In vista della Conferenza delle Nazioni Unite COP25 sui cambiamenti climatici, il Parlamento Europeo ha approvato una risoluzione che dichiara l’emergenza climatica e ambientale in Europa. Richiede inoltre che la Commissione allinei tutte le proposte legislative e di bilancio con l’obiettivo di limitare il riscaldamento globale entro 1,5°C. In una risoluzione separata, il Parlamento esorta l’UE a presentare una strategia per raggiungere la neutralità climatica al più presto possibile, con il 2050 come data ultima. Gli europarlamentari hanno chiesto inoltre al nuovo presidente della Commissione Europea, Ursula von der Leyen, di includere un obiettivo di riduzione del 55% delle emissioni di gas climalteranti entro il 2030 nel quadro del Green Deal europeo. Attenzione in particolare alle emissioni del trasporto aereo e marittimo.
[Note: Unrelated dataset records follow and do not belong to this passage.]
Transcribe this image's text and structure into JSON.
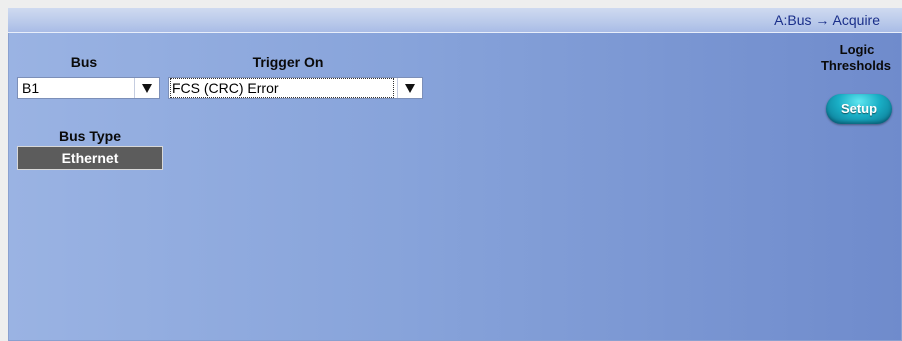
{
  "titlebar": {
    "breadcrumb": "A:Bus → Acquire"
  },
  "bus": {
    "label": "Bus",
    "value": "B1"
  },
  "trigger_on": {
    "label": "Trigger On",
    "value": "FCS (CRC) Error"
  },
  "bus_type": {
    "label": "Bus Type",
    "value": "Ethernet"
  },
  "logic_thresholds": {
    "label_line1": "Logic",
    "label_line2": "Thresholds",
    "button": "Setup"
  },
  "icons": {
    "dropdown": "triangle-down-icon"
  },
  "colors": {
    "panel": "#87a3da",
    "title_text": "#1a2f8a",
    "setup_button": "#19aec5",
    "bus_type_bg": "#5c5c5c"
  }
}
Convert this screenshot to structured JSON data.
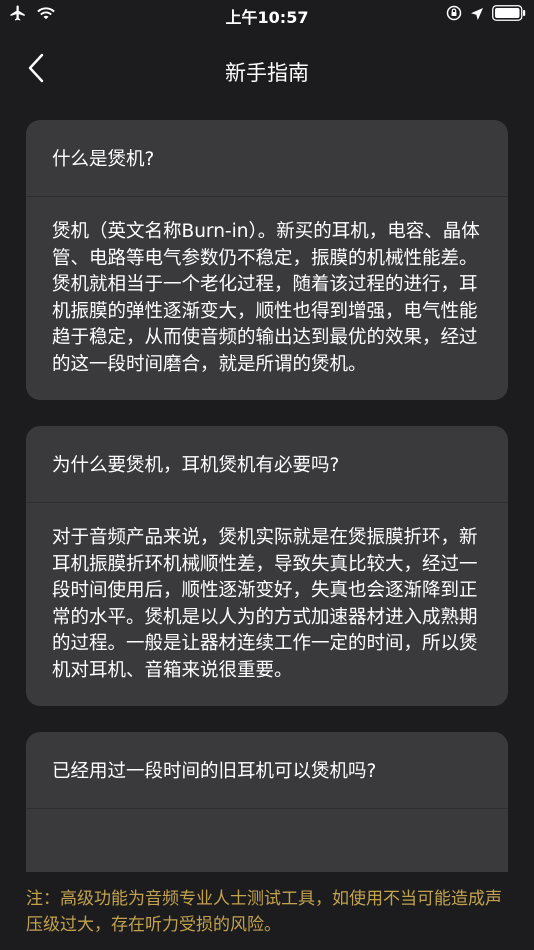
{
  "status_bar": {
    "time": "上午10:57",
    "icons": [
      "airplane-icon",
      "wifi-icon",
      "orientation-lock-icon",
      "location-icon",
      "battery-icon"
    ]
  },
  "nav": {
    "back_icon": "chevron-left-icon",
    "title": "新手指南"
  },
  "faq": [
    {
      "question": "什么是煲机?",
      "answer": "煲机（英文名称Burn-in）。新买的耳机，电容、晶体管、电路等电气参数仍不稳定，振膜的机械性能差。煲机就相当于一个老化过程，随着该过程的进行，耳机振膜的弹性逐渐变大，顺性也得到增强，电气性能趋于稳定，从而使音频的输出达到最优的效果，经过的这一段时间磨合，就是所谓的煲机。"
    },
    {
      "question": "为什么要煲机，耳机煲机有必要吗?",
      "answer": "对于音频产品来说，煲机实际就是在煲振膜折环，新耳机振膜折环机械顺性差，导致失真比较大，经过一段时间使用后，顺性逐渐变好，失真也会逐渐降到正常的水平。煲机是以人为的方式加速器材进入成熟期的过程。一般是让器材连续工作一定的时间，所以煲机对耳机、音箱来说很重要。"
    },
    {
      "question": "已经用过一段时间的旧耳机可以煲机吗?",
      "answer": ""
    }
  ],
  "notice": "注：高级功能为音频专业人士测试工具，如使用不当可能造成声压级过大，存在听力受损的风险。",
  "colors": {
    "background": "#1c1c1e",
    "card": "#3a3a3c",
    "notice_text": "#c2a24d"
  }
}
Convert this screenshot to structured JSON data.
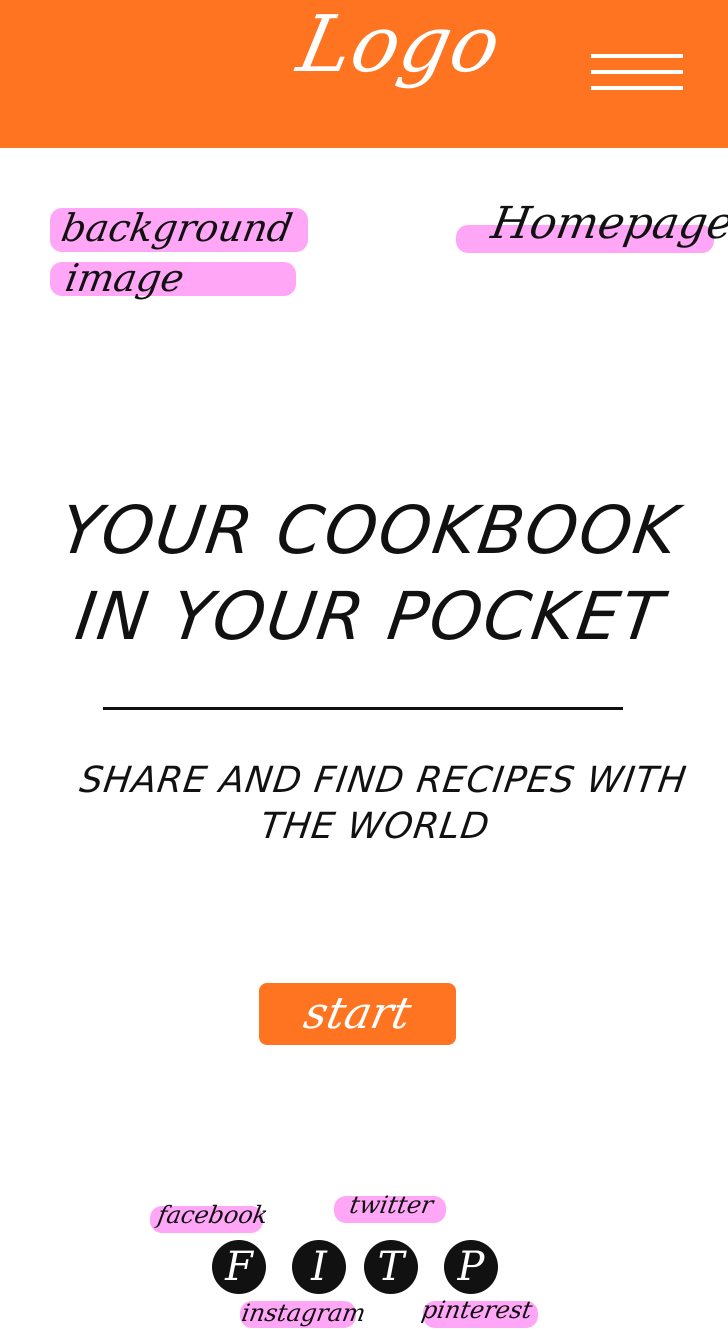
{
  "header": {
    "logo": "Logo",
    "menu_icon": "hamburger-menu-icon",
    "background_color": "#ff7420"
  },
  "annotations": {
    "background_image_line1": "background",
    "background_image_line2": "image",
    "page_name": "Homepage",
    "highlight_color": "#ffa6f7"
  },
  "hero": {
    "title_line1": "YOUR COOKBOOK",
    "title_line2": "IN YOUR POCKET",
    "subtitle_line1": "SHARE AND FIND RECIPES WITH",
    "subtitle_line2": "THE WORLD"
  },
  "cta": {
    "start_label": "start",
    "color": "#ff7420"
  },
  "social": {
    "labels": {
      "facebook": "facebook",
      "twitter": "twitter",
      "instagram": "instagram",
      "pinterest": "pinterest"
    },
    "buttons": [
      {
        "letter": "F",
        "icon": "facebook-icon"
      },
      {
        "letter": "I",
        "icon": "instagram-icon"
      },
      {
        "letter": "T",
        "icon": "twitter-icon"
      },
      {
        "letter": "P",
        "icon": "pinterest-icon"
      }
    ]
  }
}
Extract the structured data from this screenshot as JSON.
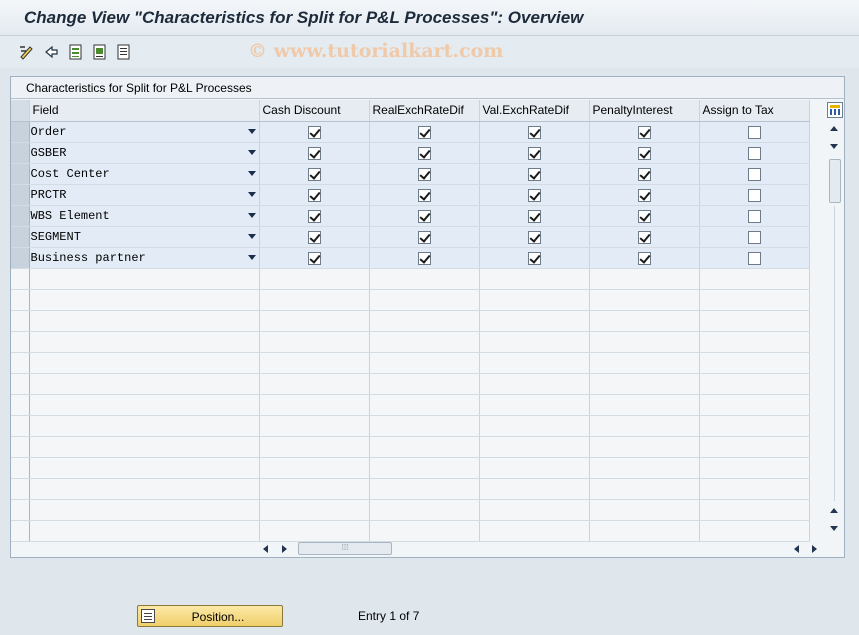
{
  "window": {
    "title": "Change View \"Characteristics for Split for P&L Processes\": Overview",
    "watermark": "© www.tutorialkart.com"
  },
  "toolbar": {
    "icons": [
      "display-change-icon",
      "refresh-icon",
      "select-all-icon",
      "select-block-icon",
      "deselect-all-icon"
    ]
  },
  "panel": {
    "title": "Characteristics for Split for P&L Processes"
  },
  "table": {
    "columns": [
      "Field",
      "Cash Discount",
      "RealExchRateDif",
      "Val.ExchRateDif",
      "PenaltyInterest",
      "Assign to Tax"
    ],
    "rows": [
      {
        "field": "Order",
        "checks": [
          true,
          true,
          true,
          true,
          false
        ]
      },
      {
        "field": "GSBER",
        "checks": [
          true,
          true,
          true,
          true,
          false
        ]
      },
      {
        "field": "Cost Center",
        "checks": [
          true,
          true,
          true,
          true,
          false
        ]
      },
      {
        "field": "PRCTR",
        "checks": [
          true,
          true,
          true,
          true,
          false
        ]
      },
      {
        "field": "WBS Element",
        "checks": [
          true,
          true,
          true,
          true,
          false
        ]
      },
      {
        "field": "SEGMENT",
        "checks": [
          true,
          true,
          true,
          true,
          false
        ]
      },
      {
        "field": "Business partner",
        "checks": [
          true,
          true,
          true,
          true,
          false
        ]
      }
    ],
    "empty_rows": 13
  },
  "footer": {
    "position_label": "Position...",
    "entry_text": "Entry 1 of 7"
  }
}
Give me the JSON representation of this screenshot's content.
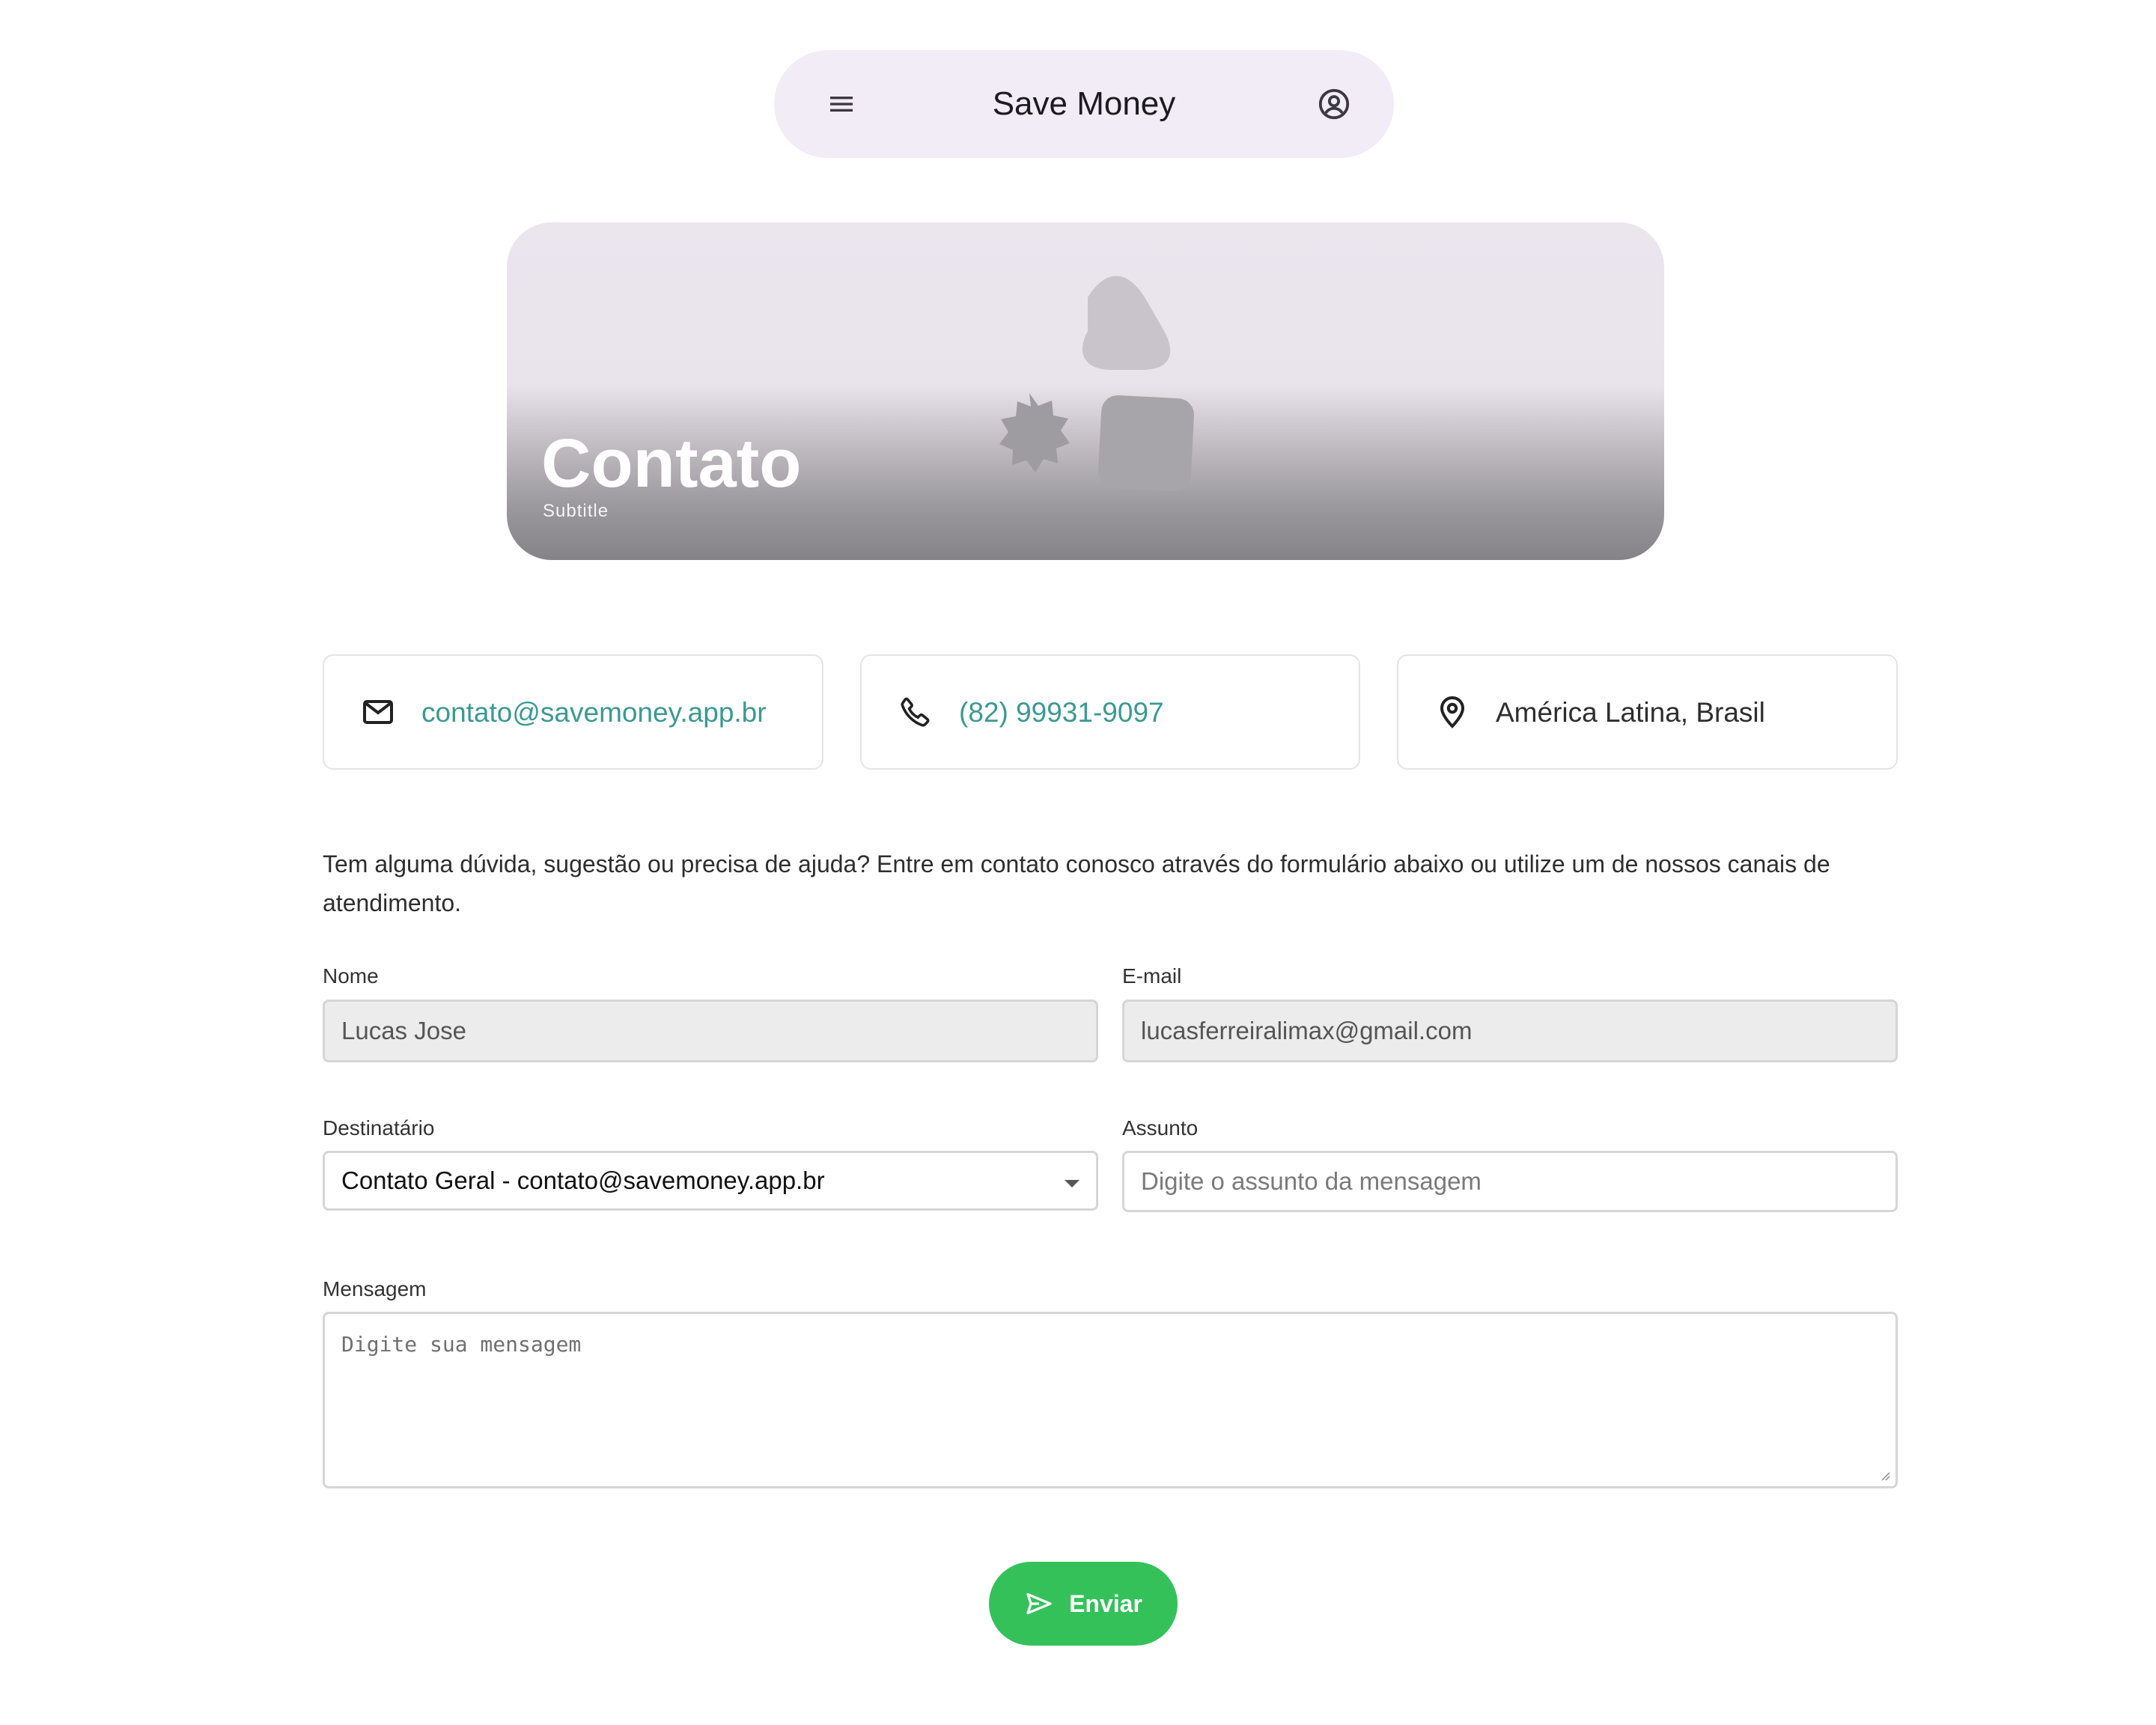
{
  "appbar": {
    "title": "Save Money",
    "menu_icon": "menu-icon",
    "account_icon": "account-circle-icon"
  },
  "hero": {
    "title": "Contato",
    "subtitle": "Subtitle"
  },
  "info_cards": [
    {
      "icon": "mail-icon",
      "text": "contato@savemoney.app.br",
      "link": true
    },
    {
      "icon": "phone-icon",
      "text": "(82) 99931-9097",
      "link": true
    },
    {
      "icon": "location-pin-icon",
      "text": "América Latina, Brasil",
      "link": false
    }
  ],
  "intro_text": "Tem alguma dúvida, sugestão ou precisa de ajuda? Entre em contato conosco através do formulário abaixo ou utilize um de nossos canais de atendimento.",
  "form": {
    "name": {
      "label": "Nome",
      "value": "Lucas Jose"
    },
    "email": {
      "label": "E-mail",
      "value": "lucasferreiralimax@gmail.com"
    },
    "recipient": {
      "label": "Destinatário",
      "value": "Contato Geral - contato@savemoney.app.br"
    },
    "subject": {
      "label": "Assunto",
      "placeholder": "Digite o assunto da mensagem"
    },
    "message": {
      "label": "Mensagem",
      "placeholder": "Digite sua mensagem"
    },
    "submit_label": "Enviar"
  },
  "colors": {
    "appbar_bg": "#f1ecf6",
    "link": "#3a9a92",
    "send_button": "#34c15a"
  }
}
Tutti i paesi EU dovrebbero includere le emissioni dei trasporti marittimi e aerei internazionali nei piano di contributi nazionali europeo (l’Eu ha un unico NDC) e di includere almeno il settore marittimo nel sistema di scambio di quote di emissioni dell’UE (ETS). Infine per quanto riguarda la finanza climatica, il Parlamento ha dichiarato che i paesi dell’UE dovrebbero almeno raddoppiare i loro contributi al Green Climate Fund. Stando alle parole di Ursula von der Leyen la Commissione dovrebbe accogliere queste raccomandazioni e portarle all’interno dei negoziati di Madrid. L’obiettivo della von der Leyen è puntare sull’ambiente e la protezione del clima, una «questione esistenziale per l’Europa e per tutto il mondo».